Ella tomó nota y levantó la cabeza.

– ¿Algo más, comisario?

– No, gracias.

– No se lo daré hasta esta noche -dijo la signorina Elettra-. Hoy ceno con ellos.

– ¿En casa de su amiga? -preguntó Brunetti.

– Sí. Nunca hablamos de esto por teléfono.

– ¿Por miedo a lo que pudiera ocurrirle? -preguntó Brunetti, sin saber si hablaba completamente en serio.

– En parte -dijo ella.

– ¿Y también?

– Por lo que pudiera ocurrimos a nosotras.

La miró para ver si bromeaba, y la vio muy seria.

– ¿Usted cree, signorina ?

– Es una organización que nunca ha sido benévola con sus enemigos.

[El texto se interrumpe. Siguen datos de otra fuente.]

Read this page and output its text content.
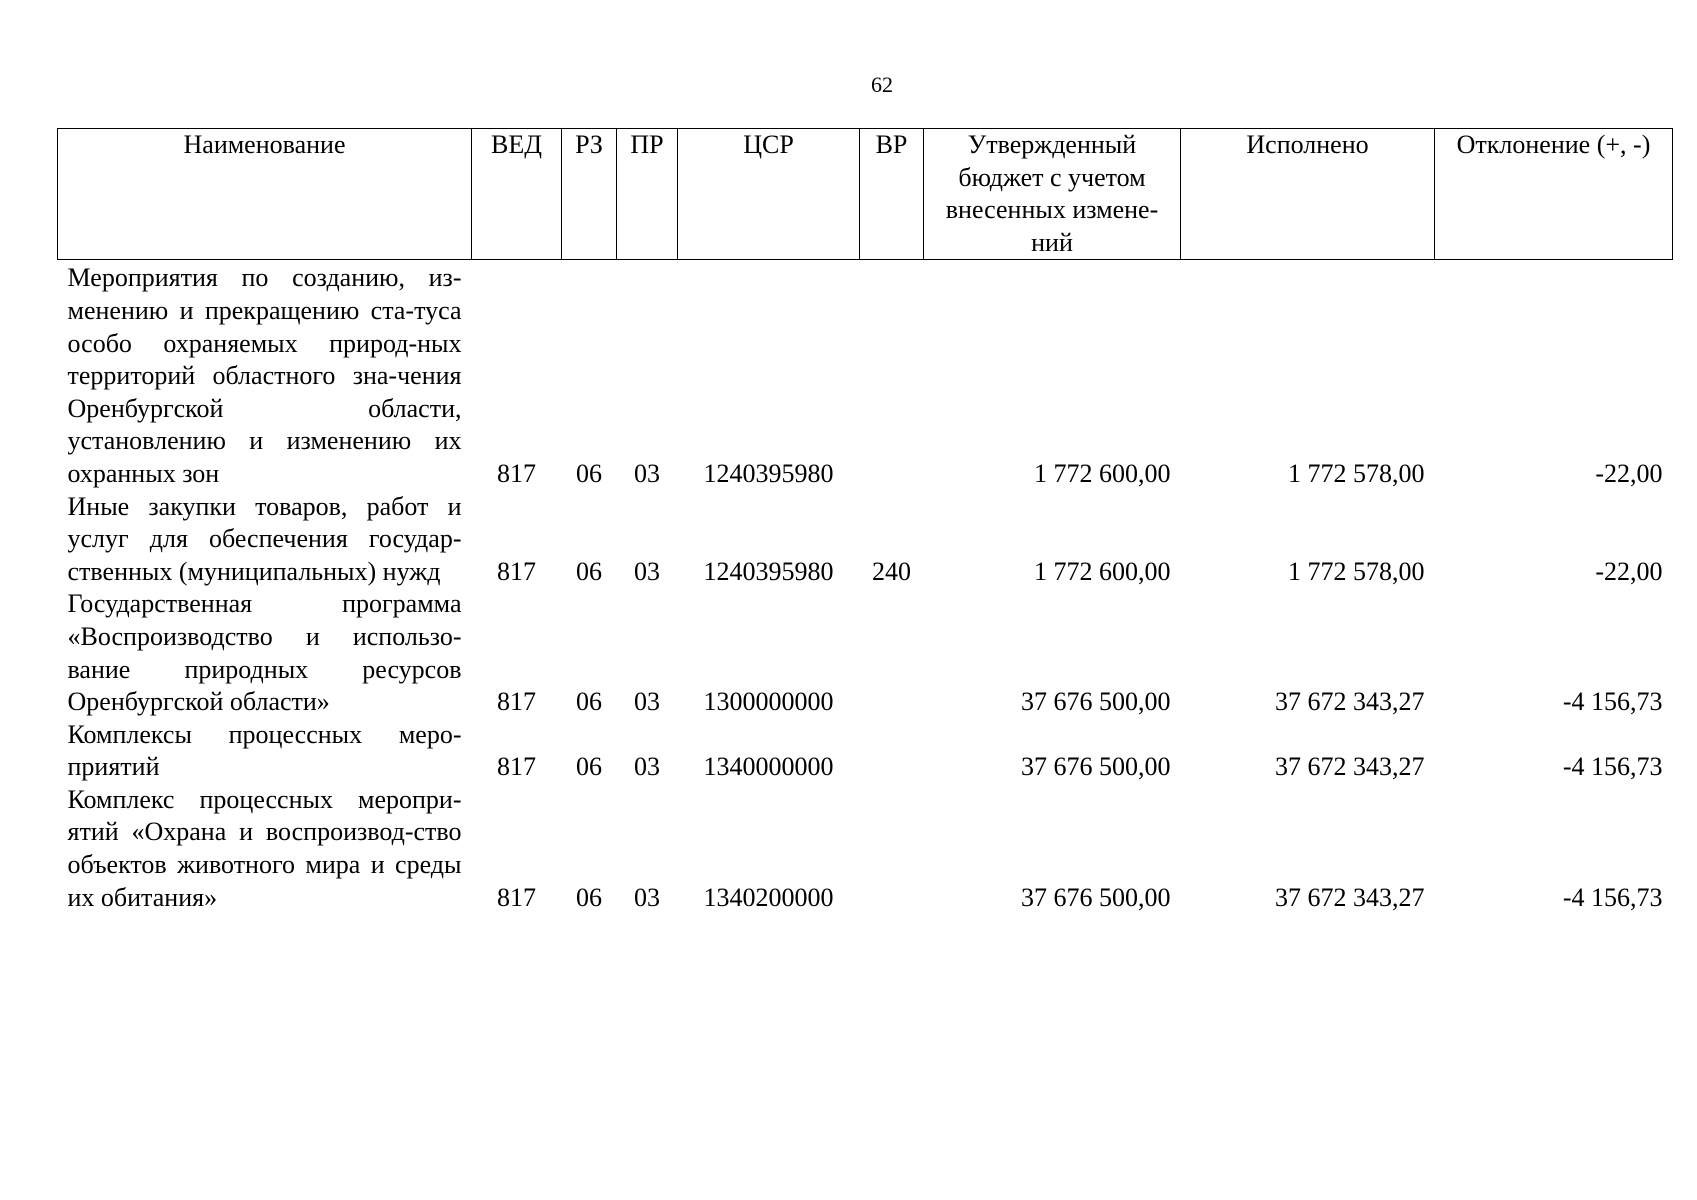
62
Наименование	ВЕД	РЗ	ПР	ЦСР	ВР	Утвержденный бюджет с учетом внесенных измене-ний	Исполнено	Отклонение (+, -)
Мероприятия по созданию, из-менению и прекращению ста-туса особо охраняемых природ-ных территорий областного зна-чения Оренбургской области, установлению и изменению их охранных зон	817	06	03	1240395980		1 772 600,00	1 772 578,00	-22,00
Иные закупки товаров, работ и услуг для обеспечения государ-ственных (муниципальных) нужд	817	06	03	1240395980	240	1 772 600,00	1 772 578,00	-22,00
Государственная программа «Воспроизводство и использо-вание природных ресурсов Оренбургской области»	817	06	03	1300000000		37 676 500,00	37 672 343,27	-4 156,73
Комплексы процессных меро-приятий	817	06	03	1340000000		37 676 500,00	37 672 343,27	-4 156,73
Комплекс процессных меропри-ятий «Охрана и воспроизвод-ство объектов животного мира и среды их обитания»	817	06	03	1340200000		37 676 500,00	37 672 343,27	-4 156,73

– ¿Y usted es una enemiga?

– Acérrima.

Brunetti iba a preguntarle por qué, pero se contuvo. No era que no quisiera saberlo -al contrario-, pero no deseaba entrar en una discusión de este tópico ahora, en el despacho, junto a una puerta por la que en cualquier momento podía aparecer el vicequestore Patta. Sólo dijo:

– Estaré muy agradecido a su amigo por toda la información que pueda darme.

Volvió a sonar el teléfono y esta vez ella descolgó. Preguntó quién llamaba y luego pidió que aguardara un momento mientras ella abría carpetas en su ordenador.

Brunetti con una inclinación de cabeza, dio media vuelta y subió a su despacho con los papeles en la mano.

15

Y éste, pensaba Brunetti camino de su despacho, era el hombre al que, inconscientemente y hasta hacía sólo unos días, había confiado la educación religiosa de Chiara. No podía decir que hubiera sido una decisión tomada de común acuerdo con su mujer, porque Paola había dejado bien claro desde el principio que ella no quería intervenir en esta cuestión. Él sabía, desde que los niños habían empezado la escuela elemental, que su mujer se oponía a la idea, pero las consecuencias sociales de un franco rechazo de la educación religiosa recaerían en los niños y no en los padres que tomaban la decisión. ¿Qué podía hacer el niño mientras sus compañeros estudiaban el catecismo y las vidas de los santos? ¿Cómo se miraría al niño que no se sumara a los ritos de la primera comunión y la confirmación?

Brunetti recordaba un proceso judicial que el año anterior había generado titulares, sobre una pareja sin hijos, perfectamente respetable: él, médico; y ella, abogada. La Audiencia de Turín había denegado su solicitud de adopción de un niño porque los dos eran ateos y, por consiguiente, se dictaminaba que no podrían ser buenos padres.